Physics-guided Training of Neural Electromagnetic Wave Simulators with Time-reversal Consistency

Published: 03 Nov 2023, Last Modified: 04 Nov 2023NeurIPS 2023 Deep Inverse Workshop PosterEveryoneRevisionsBibTeX
Keywords: physics-informed learning, electromagnetics, computational imaging, photonics, Maxwell's equations, inverse problems, time-reversal
TL;DR: We introduce Time Reversal Consistency (TReC), a new physics-based training method based on the time reversibility of Maxwell's equations, with globally consistent loss, strong generalization, and suitability for many-parameter inverse design tasks.

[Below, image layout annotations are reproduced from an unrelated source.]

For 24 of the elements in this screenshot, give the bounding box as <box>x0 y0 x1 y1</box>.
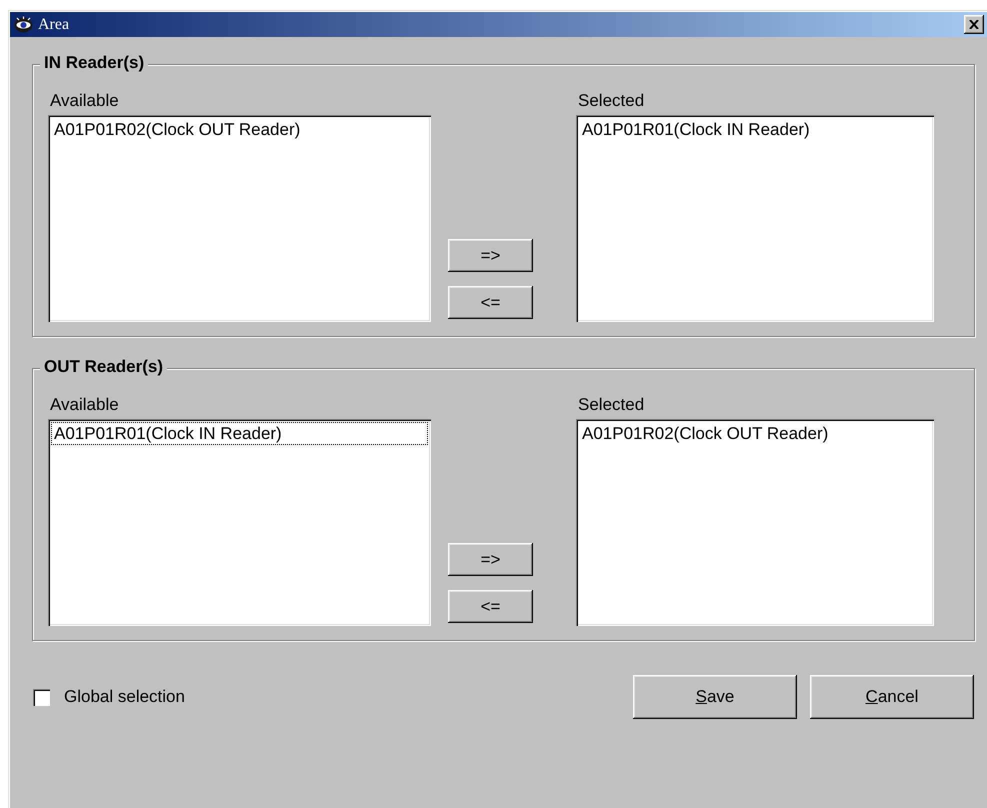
move-button[interactable]: => <box>448 239 533 272</box>
move-button[interactable]: => <box>448 543 533 576</box>
list-label: Selected <box>578 91 644 112</box>
move-button[interactable]: <= <box>448 286 533 319</box>
list-box[interactable]: A01P01R01(Clock IN Reader) <box>576 115 934 322</box>
list-label: Selected <box>578 395 644 416</box>
list-box[interactable]: A01P01R01(Clock IN Reader) <box>48 419 431 626</box>
list-box[interactable]: A01P01R02(Clock OUT Reader) <box>576 419 934 626</box>
window-title: Area <box>38 16 70 34</box>
dialog-button[interactable]: Save <box>633 675 797 719</box>
list-label: Available <box>50 395 119 416</box>
close-icon <box>969 20 979 29</box>
dialog-button[interactable]: Cancel <box>810 675 974 719</box>
list-item[interactable]: A01P01R02(Clock OUT Reader) <box>51 118 428 141</box>
checkbox-label: Global selection <box>64 687 185 707</box>
close-button[interactable] <box>964 15 984 34</box>
move-button[interactable]: <= <box>448 590 533 623</box>
list-label: Available <box>50 91 119 112</box>
list-box[interactable]: A01P01R02(Clock OUT Reader) <box>48 115 431 322</box>
list-item[interactable]: A01P01R01(Clock IN Reader) <box>579 118 931 141</box>
checkbox[interactable] <box>33 688 50 706</box>
list-item[interactable]: A01P01R01(Clock IN Reader) <box>51 422 428 445</box>
eye-icon <box>14 16 33 33</box>
list-item[interactable]: A01P01R02(Clock OUT Reader) <box>579 422 931 445</box>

Abstract: Conventional electromagnetic wave simulators often have long simulation times, so are not suitable for computational imaging and photonic inverse problems (e.g. end-to-end design, iterative reconstruction) that require evaluating the forward model many times. Electromagnetic wave simulators based on neural networks promise speed improvements of several orders-of-magnitude, but standard supervised training approaches have difficulty fitting the true physics. Physics-informed approaches help, but existing residual-based methods use only local information and must be used in conjunction with standard supervised loss. In this work, we introduce Time Reversal Consistency (TReC), a new physics-based training method based on the time reversibility of Maxwell's equations. TReC uses a time-reversed, differentiable finite-difference simulator to compare neural network predictions with a known initial condition. TReC provides both global physics guidance and supervision in a single function. When trained only on randomized scatterers, we find that networks trained with TReC generalize well to a range of arbitrary structured media. We validate the method on the inverse design of a set of angle-to-angle couplers, addressing almost two magnitudes more parameters than previous methods, and find that the design quality corresponds closely with designs based on a conventional simulator while requiring 5\% of the design time.